Communication between professors and classmates takes place via chat, email or over the phone. "The best part for me was that the classroom settings were very small," Masere said. "You can email, text, or call your instructors if you need help with your assignments." Some professors at the bachelor’s level also do occasional video conferences.

"We had video lectures at least every two weeks," McPhail said. "You can’t see the other students, but you can hear them. We could see the professor talking to us and were able to ask questions over chat or through our computer microphone."

Course materials for online bachelor’s classes vary from school to school. Online students often use hardcopy textbooks, ordered online or through the school. Some professors use e-books and PDF documents that can be accessed through the online learning platform. Pre-recorded video lectures or audio tracks are also sometimes used.

According to Masere, McPhail, and Leal, one of the most important rules for success in an online bachelor’s program is to be personally responsible for your own learning. "If you don’t take the time to discipline yourself and make sure you have a set time to do your school work every night, you can really set yourself up for failure," McPhail said. "It’s easy when you’re online to just do what you have to do, so it’s important to make an effort to be a part of it and make a connection with your professor. They are the professor; it is their job to connect with us, but it’s also our job to take on that responsibility, as well."

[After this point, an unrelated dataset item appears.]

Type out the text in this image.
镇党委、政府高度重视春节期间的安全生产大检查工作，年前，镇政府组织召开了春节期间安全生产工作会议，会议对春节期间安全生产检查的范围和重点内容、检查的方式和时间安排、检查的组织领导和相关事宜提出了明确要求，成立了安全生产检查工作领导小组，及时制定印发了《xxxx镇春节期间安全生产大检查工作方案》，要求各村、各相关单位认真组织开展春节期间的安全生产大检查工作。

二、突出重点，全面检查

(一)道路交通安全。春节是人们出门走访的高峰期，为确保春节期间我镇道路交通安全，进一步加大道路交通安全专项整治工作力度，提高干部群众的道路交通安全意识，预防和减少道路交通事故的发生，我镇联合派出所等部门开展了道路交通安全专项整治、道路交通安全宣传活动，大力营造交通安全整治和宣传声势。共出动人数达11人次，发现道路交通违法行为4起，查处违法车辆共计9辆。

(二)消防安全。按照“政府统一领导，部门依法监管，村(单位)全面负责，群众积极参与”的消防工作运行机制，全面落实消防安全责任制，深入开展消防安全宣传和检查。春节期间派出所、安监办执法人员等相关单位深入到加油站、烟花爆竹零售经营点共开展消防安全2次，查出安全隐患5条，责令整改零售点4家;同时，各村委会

How Does Earning a Bachelor's Degree Online Impact Your Future?

Pursuing a bachelor’s degree online can be a great choice for your future, as long as that type of program will work for your educational needs. "It’s been great for me," Masere said. "So far, I feel very confident. I’ve learned so much." Masere has received several internships after completing his degree, and says that as a native Hatian who immigrated to the U.S. in 1990, the online format has been the best educational match for his learning style as an ESL student. "Online schooling was way better than the traditional classroom," Masere said. "This is the first time in my life where I've felt like I’ve learned something. I was able to focus on my schooling. I didn’t think that was possible."

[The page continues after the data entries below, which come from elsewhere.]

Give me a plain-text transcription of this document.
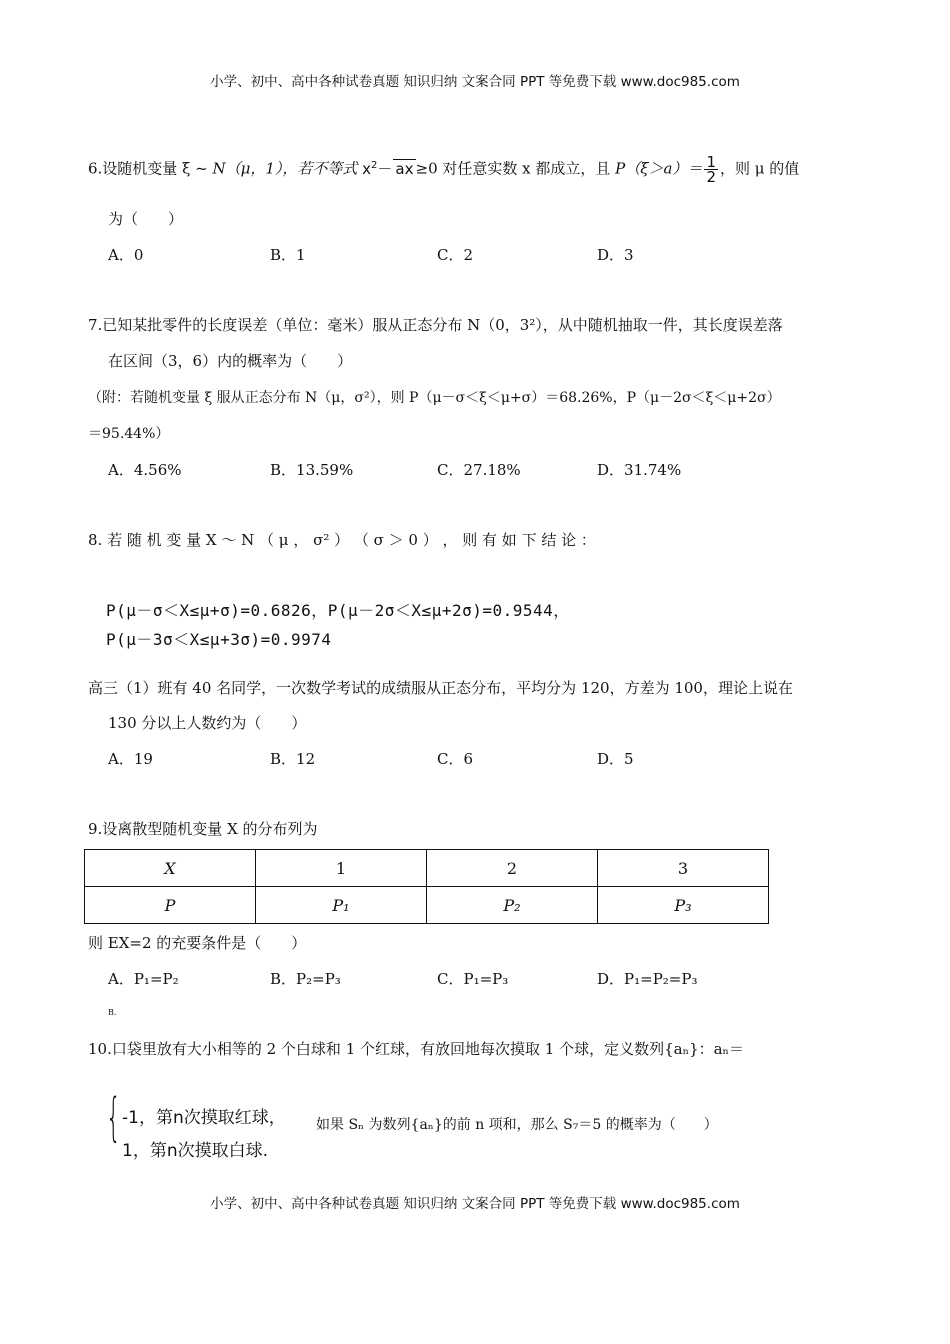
小学、初中、高中各种试卷真题 知识归纳 文案合同 PPT 等免费下载 www.doc985.com
6.设随机变量 ξ ~ N（μ，1），若不等式 $x^2-$ ax ≥0 对任意实数 x 都成立，且 $P(\xi>a)= \frac{1}{2}$ ，则 μ 的值
为（　　）
A．0	B．1	C．2	D．3
7.已知某批零件的长度误差（单位：毫米）服从正态分布 N（0，3²），从中随机抽取一件，其长度误差落
在区间（3，6）内的概率为（　　）
（附：若随机变量 ξ 服从正态分布 N（μ，σ²），则 P（μ－σ＜ξ＜μ+σ）＝68.26%，P（μ－2σ＜ξ＜μ+2σ）
＝95.44%）
A．4.56%	B．13.59%	C．27.18%	D．31.74%
8. 若 随 机 变 量 X ～ N （ μ ， σ² ） （ σ ＞ 0 ） ， 则 有 如 下 结 论 ：
P(μ－σ＜X≤μ+σ)=0.6826，P(μ－2σ＜X≤μ+2σ)=0.9544，
P(μ－3σ＜X≤μ+3σ)=0.9974
高三（1）班有 40 名同学，一次数学考试的成绩服从正态分布，平均分为 120，方差为 100，理论上说在
130 分以上人数约为（　　）
A．19	B．12	C．6	D．5
9.设离散型随机变量 X 的分布列为
X	1	2	3
P	P₁	P₂	P₃
则 EX=2 的充要条件是（　　）
A．P₁=P₂	B．P₂=P₃	C．P₁=P₃	D．P₁=P₂=P₃
B.
10.口袋里放有大小相等的 2 个白球和 1 个红球，有放回地每次摸取 1 个球，定义数列{aₙ}：aₙ＝
{ -1，第n次摸取红球，
1，第n次摸取白球.
如果 Sₙ 为数列{aₙ}的前 n 项和，那么 S₇＝5 的概率为（　　）
小学、初中、高中各种试卷真题 知识归纳 文案合同 PPT 等免费下载 www.doc985.com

"The strength of online learning for me," Leal said, "is that you learn how to say exactly what you mean to say because almost everything is written. I learned a lot in terms of how to be a good writer and how to relate in an online setting." Currently pursuing a master’s in history at Texas Southern University, Leal said that four years of constantly writing every week for her bachelor’s program has improved her writing substantially. "In one of my current classes, we have to do weekly online posts. You could tell the difference between students who had done that type of thing and those who hadn’t," Leal said. "I learned to think with a different part of my brain, successfully communicate my ideas, and give critical feedback on other’s ideas. It was a lot of work, but I wouldn’t trade having taken my bachelor’s online for anything."